I know that synopsis makes it sound like this is a book about baseball, but it really isn’t. Well, it is, in the sense that it centers on a team of college players. But the book is bigger than the team and spends a lot of time off the field and outside of the gym. We see Mike’s struggle with pain after years of back-to-back football and baseball seasons that have ruined his knees and his resistance to being a coach (those who can’t coach) even though it’s the thing at which he excels. We see Henry’s roommate Owen, a passionate eco-activist who clips a reading light to his cap in the dugout and whose afternoons with the university president develop from friendship into something more. At least half of the story revolves around President Affenlight, a Melville scholar who has dedicated his life to Westish College, his favorite place in the world, and who is reconnecting with his estranged daughter Pella, who is running from a failing marriage that started too young and falling for the friendly and appreciative Mike Schwartz.

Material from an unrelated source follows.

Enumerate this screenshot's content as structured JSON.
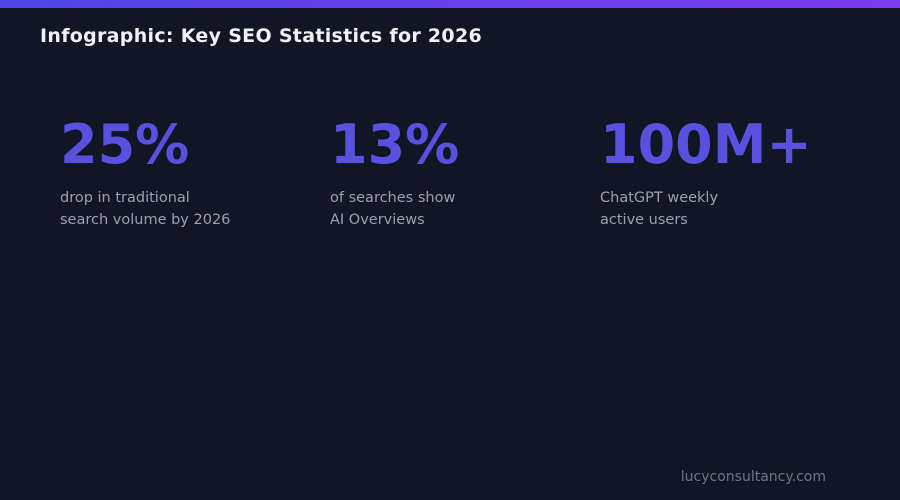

These five people form a tapestry, making this a human drama rather than just a story about sports. I’m not a huge baseball fan, so I wasn’t particularly excited to read this book, but I’d seen so many good reviews that I decided to give it a chance. I’m glad I did. The book is brilliantly written with flowing prose and nuanced characters. I flew through each chapter, enjoying the different voices and the care that’s taken to balance thought and action. The story is thoughtful but exciting, has depth but also simplicity. It has the emotional scope of The Corrections with none of the cynicism and a ton of heart.
Would I recommend? Definitely. If you’re not a baseball fan, don’t be discouraged! Sports is really just the entry point to a complex and moving story about five people trying to learn who they are and who they want to become. Don’t miss it!